The latest offending nutrient is carbs, especially bread. This simply isn’t true. Whole grains like bread are a great source of energy and fibre. If you’re
anything like me, you love a good brioche bun or a crusty baguette. There is no reason to deny yourself. Eat all sorts of whole grains, including bread.
Just stay mindful of maintaining a good balance of carbs, protein and fat. For a more visual representation of how to achieve good balance at meals, see Canada’s Food Guide.
Myth #4 Collagen
Hailed for its beauty-enhancing and skin glow effects. Collagen is a protein that is collected from binding tissue like the skin, hooves, and tendons of animals. When we ingest it, it’s broken down into amino acids in our digestive tract. Those amino acids are then sent to wherever our bodies need them at that time. They don’t necessarily have a GPS system guiding them to our skin, hair, and nails. However, more research is needed. In the meantime, it’s important to know that the tissue from which collagen is collected can also contain contaminants and heavy metals that are bad for health.
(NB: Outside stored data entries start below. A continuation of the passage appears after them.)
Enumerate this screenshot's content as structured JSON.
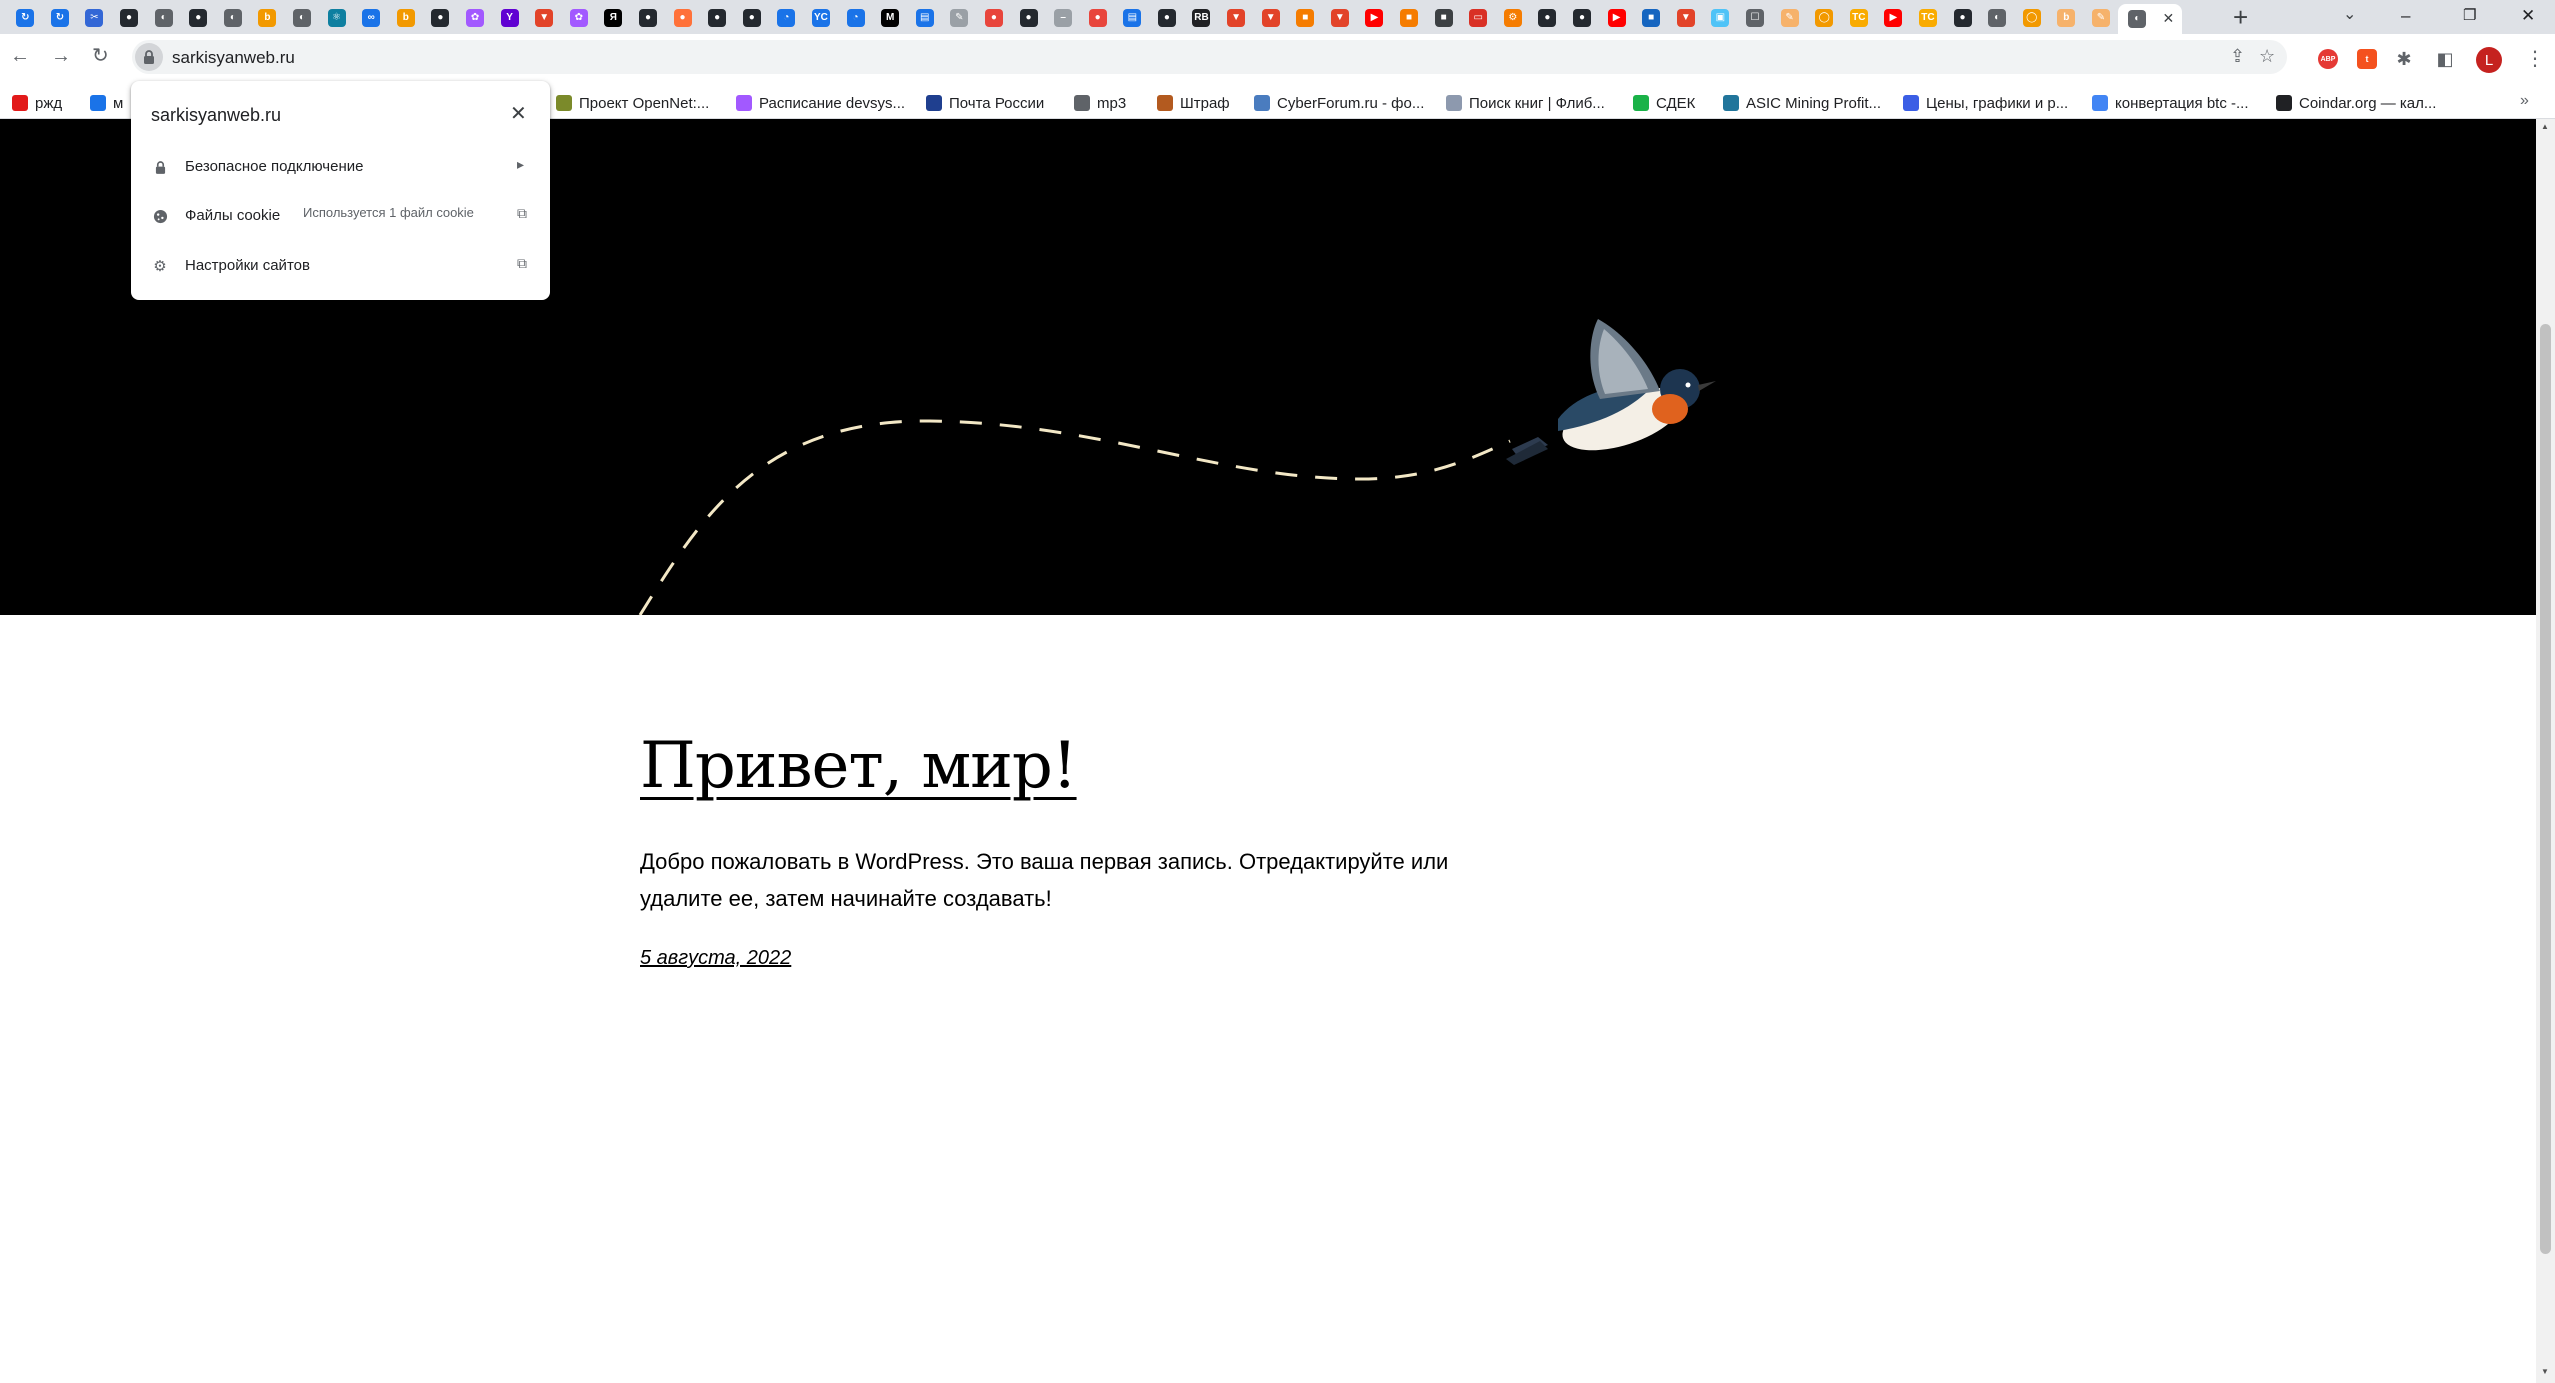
{
  "browser": {
    "tabs": [
      {
        "icon": "sync-icon",
        "color": "#1a73e8",
        "glyph": "↻"
      },
      {
        "icon": "sync-icon",
        "color": "#1a73e8",
        "glyph": "↻"
      },
      {
        "icon": "scissors-icon",
        "color": "#3367d6",
        "glyph": "✂"
      },
      {
        "icon": "github-icon",
        "color": "#24292f",
        "glyph": "●"
      },
      {
        "icon": "globe-icon",
        "color": "#5f6368",
        "glyph": "◐"
      },
      {
        "icon": "github-icon",
        "color": "#24292f",
        "glyph": "●"
      },
      {
        "icon": "globe-icon",
        "color": "#5f6368",
        "glyph": "◐"
      },
      {
        "icon": "site-icon",
        "color": "#f29900",
        "glyph": "b"
      },
      {
        "icon": "globe-icon",
        "color": "#5f6368",
        "glyph": "◐"
      },
      {
        "icon": "react-icon",
        "color": "#0e7fa0",
        "glyph": "⚛"
      },
      {
        "icon": "link-icon",
        "color": "#1a73e8",
        "glyph": "∞"
      },
      {
        "icon": "site-icon",
        "color": "#f29900",
        "glyph": "b"
      },
      {
        "icon": "github-icon",
        "color": "#24292f",
        "glyph": "●"
      },
      {
        "icon": "figma-icon",
        "color": "#a259ff",
        "glyph": "✿"
      },
      {
        "icon": "yahoo-icon",
        "color": "#6001d2",
        "glyph": "Y"
      },
      {
        "icon": "gitlab-icon",
        "color": "#e24329",
        "glyph": "▼"
      },
      {
        "icon": "figma-icon",
        "color": "#a259ff",
        "glyph": "✿"
      },
      {
        "icon": "yandex-icon",
        "color": "#000000",
        "glyph": "Я"
      },
      {
        "icon": "github-icon",
        "color": "#24292f",
        "glyph": "●"
      },
      {
        "icon": "firefox-icon",
        "color": "#ff7139",
        "glyph": "●"
      },
      {
        "icon": "github-icon",
        "color": "#24292f",
        "glyph": "●"
      },
      {
        "icon": "github-icon",
        "color": "#24292f",
        "glyph": "●"
      },
      {
        "icon": "safari-icon",
        "color": "#1a73e8",
        "glyph": "◔"
      },
      {
        "icon": "yc-icon",
        "color": "#1a73e8",
        "glyph": "YC"
      },
      {
        "icon": "safari-icon",
        "color": "#1a73e8",
        "glyph": "◔"
      },
      {
        "icon": "medium-icon",
        "color": "#000000",
        "glyph": "M"
      },
      {
        "icon": "doc-icon",
        "color": "#1a73e8",
        "glyph": "▤"
      },
      {
        "icon": "brush-icon",
        "color": "#9aa0a6",
        "glyph": "✎"
      },
      {
        "icon": "pin-icon",
        "color": "#e8453c",
        "glyph": "●"
      },
      {
        "icon": "github-icon",
        "color": "#24292f",
        "glyph": "●"
      },
      {
        "icon": "dash-icon",
        "color": "#9aa0a6",
        "glyph": "–"
      },
      {
        "icon": "pin-icon",
        "color": "#e8453c",
        "glyph": "●"
      },
      {
        "icon": "doc-icon",
        "color": "#1a73e8",
        "glyph": "▤"
      },
      {
        "icon": "github-icon",
        "color": "#24292f",
        "glyph": "●"
      },
      {
        "icon": "rb-icon",
        "color": "#202124",
        "glyph": "RB"
      },
      {
        "icon": "gitlab-icon",
        "color": "#e24329",
        "glyph": "▼"
      },
      {
        "icon": "gitlab-icon",
        "color": "#e24329",
        "glyph": "▼"
      },
      {
        "icon": "store-icon",
        "color": "#f57c00",
        "glyph": "■"
      },
      {
        "icon": "gitlab-icon",
        "color": "#e24329",
        "glyph": "▼"
      },
      {
        "icon": "youtube-icon",
        "color": "#ff0000",
        "glyph": "▶"
      },
      {
        "icon": "store-icon",
        "color": "#f57c00",
        "glyph": "■"
      },
      {
        "icon": "square-icon",
        "color": "#3c4043",
        "glyph": "■"
      },
      {
        "icon": "screen-icon",
        "color": "#d93025",
        "glyph": "▭"
      },
      {
        "icon": "gear-icon",
        "color": "#f57c00",
        "glyph": "⚙"
      },
      {
        "icon": "github-icon",
        "color": "#24292f",
        "glyph": "●"
      },
      {
        "icon": "github-icon",
        "color": "#24292f",
        "glyph": "●"
      },
      {
        "icon": "youtube-icon",
        "color": "#ff0000",
        "glyph": "▶"
      },
      {
        "icon": "app-icon",
        "color": "#1565c0",
        "glyph": "■"
      },
      {
        "icon": "gitlab-icon",
        "color": "#e24329",
        "glyph": "▼"
      },
      {
        "icon": "image-icon",
        "color": "#4fc3f7",
        "glyph": "▣"
      },
      {
        "icon": "book-icon",
        "color": "#5f6368",
        "glyph": "☐"
      },
      {
        "icon": "brush-icon",
        "color": "#f6b26b",
        "glyph": "✎"
      },
      {
        "icon": "chat-icon",
        "color": "#f29900",
        "glyph": "◯"
      },
      {
        "icon": "tc-icon",
        "color": "#f9ab00",
        "glyph": "TC"
      },
      {
        "icon": "youtube-icon",
        "color": "#ff0000",
        "glyph": "▶"
      },
      {
        "icon": "tc-icon",
        "color": "#f9ab00",
        "glyph": "TC"
      },
      {
        "icon": "github-icon",
        "color": "#24292f",
        "glyph": "●"
      },
      {
        "icon": "globe-icon",
        "color": "#5f6368",
        "glyph": "◐"
      },
      {
        "icon": "chat-icon",
        "color": "#f29900",
        "glyph": "◯"
      },
      {
        "icon": "site-icon",
        "color": "#f6b26b",
        "glyph": "b"
      },
      {
        "icon": "brush-icon",
        "color": "#f6b26b",
        "glyph": "✎"
      }
    ],
    "active_tab": {
      "icon": "globe-icon",
      "color": "#5f6368",
      "glyph": "◐",
      "close_glyph": "✕"
    },
    "new_tab_glyph": "+",
    "tab_search_glyph": "⌄",
    "window_controls": {
      "minimize": "–",
      "restore": "❐",
      "close": "✕"
    },
    "nav": {
      "back": "←",
      "forward": "→",
      "reload": "↻"
    },
    "url": "sarkisyanweb.ru",
    "omnibox_icons": {
      "share": "⇪",
      "star": "☆"
    },
    "extensions": [
      {
        "icon": "adblock-icon",
        "color": "#e53935",
        "glyph": "ABP"
      },
      {
        "icon": "extension-orange-icon",
        "color": "#f4511e",
        "glyph": "t"
      }
    ],
    "puzzle_glyph": "✱",
    "sidepanel_glyph": "◧",
    "profile_initial": "L",
    "profile_color": "#c5221f",
    "menu_glyph": "⋮"
  },
  "bookmarks": {
    "items": [
      {
        "label": "ржд",
        "icon": "rzd-icon",
        "color": "#e21a1a"
      },
      {
        "label": "м",
        "icon": "mail-icon",
        "color": "#1a73e8"
      },
      {
        "label": "Проект OpenNet:...",
        "icon": "star-icon",
        "color": "#7b8a2a"
      },
      {
        "label": "Расписание devsys...",
        "icon": "figma-icon",
        "color": "#a259ff"
      },
      {
        "label": "Почта России",
        "icon": "eagle-icon",
        "color": "#1f3f8f"
      },
      {
        "label": "mp3",
        "icon": "globe-icon",
        "color": "#5f6368"
      },
      {
        "label": "Штраф",
        "icon": "fine-icon",
        "color": "#b35a1f"
      },
      {
        "label": "CyberForum.ru - фо...",
        "icon": "forum-icon",
        "color": "#4a7cbf"
      },
      {
        "label": "Поиск книг | Флиб...",
        "icon": "book-icon",
        "color": "#8d99ae"
      },
      {
        "label": "СДЕК",
        "icon": "cdek-icon",
        "color": "#1ab248"
      },
      {
        "label": "ASIC Mining Profit...",
        "icon": "wordpress-icon",
        "color": "#21759b"
      },
      {
        "label": "Цены, графики и р...",
        "icon": "coin-icon",
        "color": "#3b5ee5"
      },
      {
        "label": "конвертация btc -...",
        "icon": "google-icon",
        "color": "#4285f4"
      },
      {
        "label": "Coindar.org — кал...",
        "icon": "coindar-icon",
        "color": "#202124"
      }
    ],
    "more_glyph": "»"
  },
  "site_popup": {
    "host": "sarkisyanweb.ru",
    "close_glyph": "✕",
    "rows": [
      {
        "label": "Безопасное подключение",
        "sub": "",
        "action_glyph": "▸"
      },
      {
        "label": "Файлы cookie",
        "sub": "Используется 1 файл cookie",
        "action_glyph": "⧉"
      },
      {
        "label": "Настройки сайтов",
        "sub": "",
        "action_glyph": "⧉"
      }
    ]
  },
  "post": {
    "title": "Привет, мир!",
    "body": "Добро пожаловать в WordPress. Это ваша первая запись. Отредактируйте или удалите ее, затем начинайте создавать!",
    "date": "5 августа, 2022"
  },
  "hero": {
    "background": "#000000",
    "path_color": "#f3e8c6"
  },
  "scrollbar": {
    "up": "▲",
    "down": "▼"
  }
}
If you want to take collagen, you need to do your homework and buy one from a trusted brand that tells you about their quality control and what they’re doing to prevent contamination.
Myth #5 Eating at Night
You can eat after 7pm. This popular rule really makes no sense and can’t be used as blanket advice for everyone. We each have different schedules, needs, medical histories etc. If you feel hungry at night, honour your hunger and have a snack. If you adopt this mentality and take away the stigma, you’ll be able to listen to your body and choose a snack that feels right. Sometimes it will be popcorn, other times it will be a piece of fruit and a yogurt. If you’ve eaten well throughout the day, chances are you won’t feel the need to binge at night. If you do, there is likely something else going on that needs to be addressed in order to heal your relationship with food.